According to the recommendations by the American Dental Association, you should store your toothbrush in an upright container so that it is exposed to the open air. This will let it dry freely and minimize bacterial growth, because a dry and clean toothbrush is equal to a healthy mouth and teeth.
11. Using Your Teeth As a Tool Can Damage Them Without You Knowing It
This last habit is very popular and just as equally dangerous. Just imagine, it’s a hot summer day, you’re thirsty, and decide to buy yourself a bottle of water. No matter how much you try, it just won’t open, so you have no choice but to resort to “helping” yourself out a bit with your teeth, because why not?
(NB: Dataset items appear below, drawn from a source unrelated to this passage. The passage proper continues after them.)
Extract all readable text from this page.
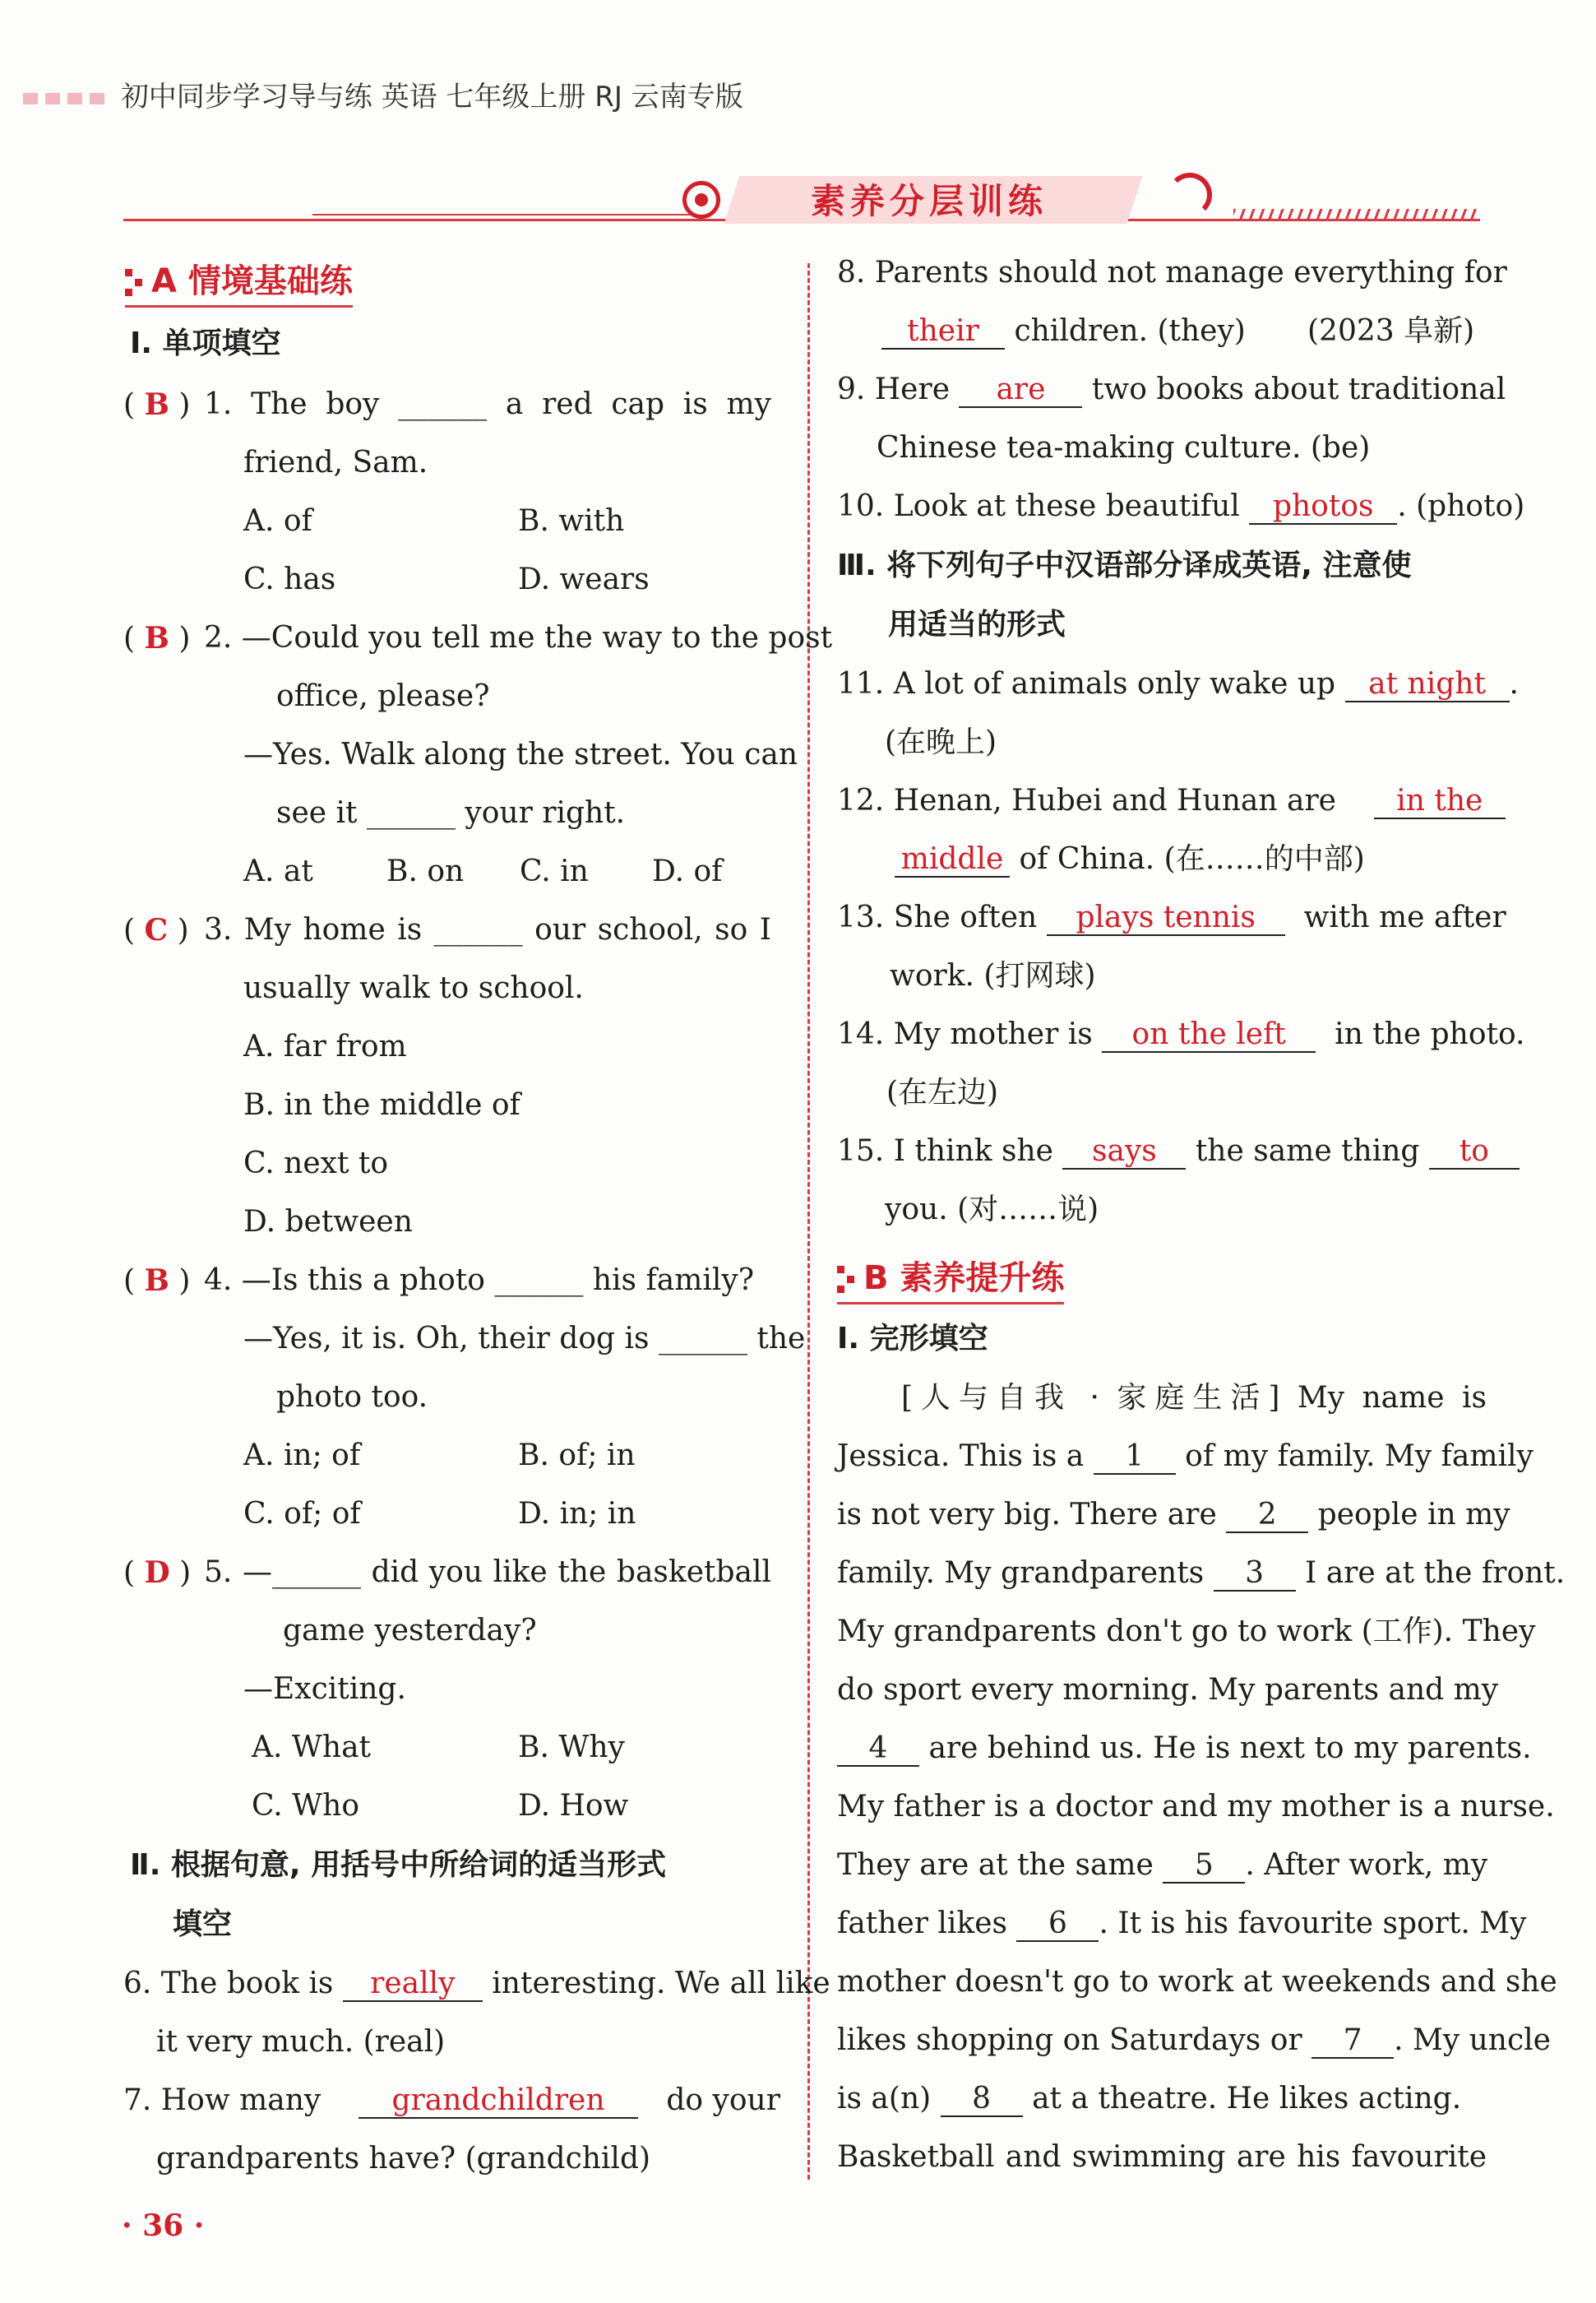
初中同步学习导与练 英语 七年级上册 RJ 云南专版
素养分层训练
A 情境基础练
Ⅰ. 单项填空
( B ) 1. The boy ______ a red cap is my
friend, Sam.
A. of	B. with
C. has	D. wears
( B ) 2. —Could you tell me the way to the post
office, please?
—Yes. Walk along the street. You can
see it ______ your right.
A. at B. on C. in D. of
( C ) 3. My home is ______ our school, so I
usually walk to school.
A. far from
B. in the middle of
C. next to
D. between
( B ) 4. —Is this a photo ______ his family?
—Yes, it is. Oh, their dog is ______ the
photo too.
A. in; of	B. of; in
C. of; of	D. in; in
( D ) 5. —______ did you like the basketball
game yesterday?
—Exciting.
A. What	B. Why
C. Who	D. How
Ⅱ. 根据句意, 用括号中所给词的适当形式
填空
6. The book is really interesting. We all like
it very much. (real)
7. How many grandchildren do your
grandparents have? (grandchild)
8. Parents should not manage everything for
their children. (they) (2023 阜新)
9. Here are two books about traditional
Chinese tea-making culture. (be)
10. Look at these beautiful photos . (photo)
Ⅲ. 将下列句子中汉语部分译成英语, 注意使
用适当的形式
11. A lot of animals only wake up at night .
(在晚上)
12. Henan, Hubei and Hunan are in the
middle of China. (在……的中部)
13. She often plays tennis with me after
work. (打网球)
14. My mother is on the left in the photo.
(在左边)
15. I think she says the same thing to
you. (对……说)
B 素养提升练
Ⅰ. 完形填空
[人与自我 · 家庭生活] My name is
Jessica. This is a 1 of my family. My family
is not very big. There are 2 people in my
family. My grandparents 3 I are at the front.
My grandparents don't go to work (工作). They
do sport every morning. My parents and my
4 are behind us. He is next to my parents.
My father is a doctor and my mother is a nurse.
They are at the same 5 . After work, my
father likes 6 . It is his favourite sport. My
mother doesn't go to work at weekends and she
likes shopping on Saturdays or 7 . My uncle
is a(n) 8 at a theatre. He likes acting.
Basketball and swimming are his favourite
· 36 ·
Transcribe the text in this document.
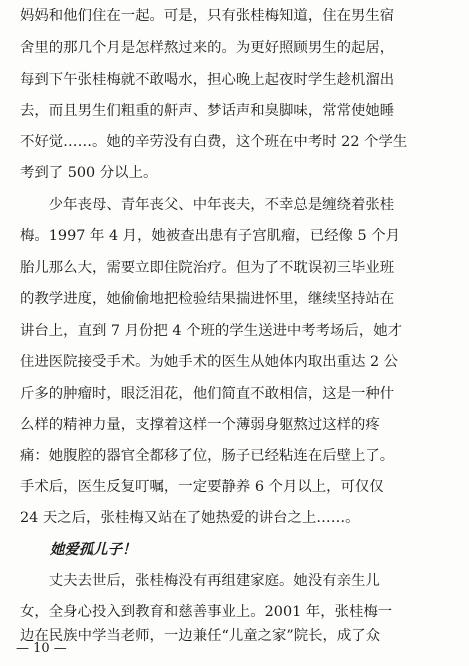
妈妈和他们住在一起。可是，只有张桂梅知道，住在男生宿
舍里的那几个月是怎样熬过来的。为更好照顾男生的起居，
每到下午张桂梅就不敢喝水，担心晚上起夜时学生趁机溜出
去，而且男生们粗重的鼾声、梦话声和臭脚味，常常使她睡
不好觉……。她的辛劳没有白费，这个班在中考时 22 个学生
考到了 500 分以上。
　　少年丧母、青年丧父、中年丧夫，不幸总是缠绕着张桂
梅。1997 年 4 月，她被查出患有子宫肌瘤，已经像 5 个月
胎儿那么大，需要立即住院治疗。但为了不耽误初三毕业班
的教学进度，她偷偷地把检验结果揣进怀里，继续坚持站在
讲台上，直到 7 月份把 4 个班的学生送进中考考场后，她才
住进医院接受手术。为她手术的医生从她体内取出重达 2 公
斤多的肿瘤时，眼泛泪花，他们简直不敢相信，这是一种什
么样的精神力量，支撑着这样一个薄弱身躯熬过这样的疼
痛：她腹腔的器官全都移了位，肠子已经粘连在后壁上了。
手术后，医生反复叮嘱，一定要静养 6 个月以上，可仅仅
24 天之后，张桂梅又站在了她热爱的讲台之上……。
她爱孤儿子！
　　丈夫去世后，张桂梅没有再组建家庭。她没有亲生儿
女，全身心投入到教育和慈善事业上。2001 年，张桂梅一
边在民族中学当老师，一边兼任“儿童之家”院长，成了众
— 10 —
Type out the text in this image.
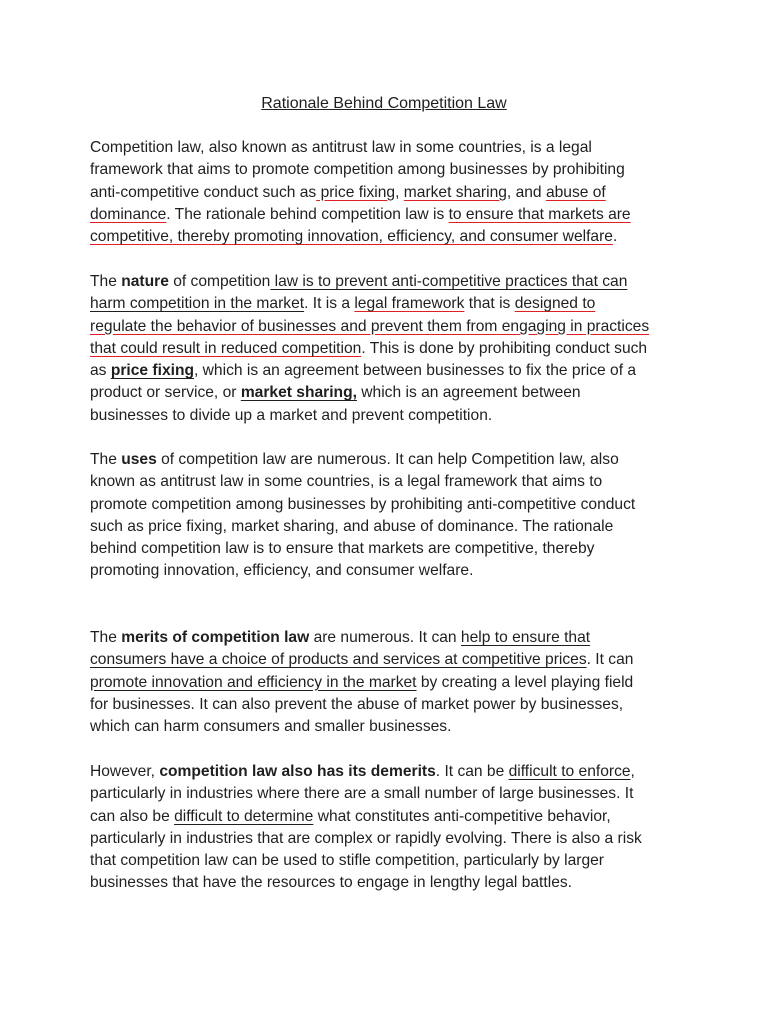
Rationale Behind Competition Law

Competition law, also known as antitrust law in some countries, is a legal
framework that aims to promote competition among businesses by prohibiting
anti-competitive conduct such as price fixing, market sharing, and abuse of
dominance. The rationale behind competition law is to ensure that markets are
competitive, thereby promoting innovation, efficiency, and consumer welfare.

The nature of competition law is to prevent anti-competitive practices that can
harm competition in the market. It is a legal framework that is designed to
regulate the behavior of businesses and prevent them from engaging in practices
that could result in reduced competition. This is done by prohibiting conduct such
as price fixing, which is an agreement between businesses to fix the price of a
product or service, or market sharing, which is an agreement between
businesses to divide up a market and prevent competition.

The uses of competition law are numerous. It can help Competition law, also
known as antitrust law in some countries, is a legal framework that aims to
promote competition among businesses by prohibiting anti-competitive conduct
such as price fixing, market sharing, and abuse of dominance. The rationale
behind competition law is to ensure that markets are competitive, thereby
promoting innovation, efficiency, and consumer welfare.

The merits of competition law are numerous. It can help to ensure that
consumers have a choice of products and services at competitive prices. It can
promote innovation and efficiency in the market by creating a level playing field
for businesses. It can also prevent the abuse of market power by businesses,
which can harm consumers and smaller businesses.

However, competition law also has its demerits. It can be difficult to enforce,
particularly in industries where there are a small number of large businesses. It
can also be difficult to determine what constitutes anti-competitive behavior,
particularly in industries that are complex or rapidly evolving. There is also a risk
that competition law can be used to stifle competition, particularly by larger
businesses that have the resources to engage in lengthy legal battles.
Well, needless to say, this is not a recipe for success, at least when your teeth are concerned. Even if you think that nothing had happened to your teeth and you don’t see or feel any fractures, you could have caused a micro fracture that made your teeth so much more susceptible to cavities and breakage in the future.
Fractures like these can even hurt your jawbone or cause receding gums. Save yourself a trip to the dentist and use a more suitable tool, or simply ask for help.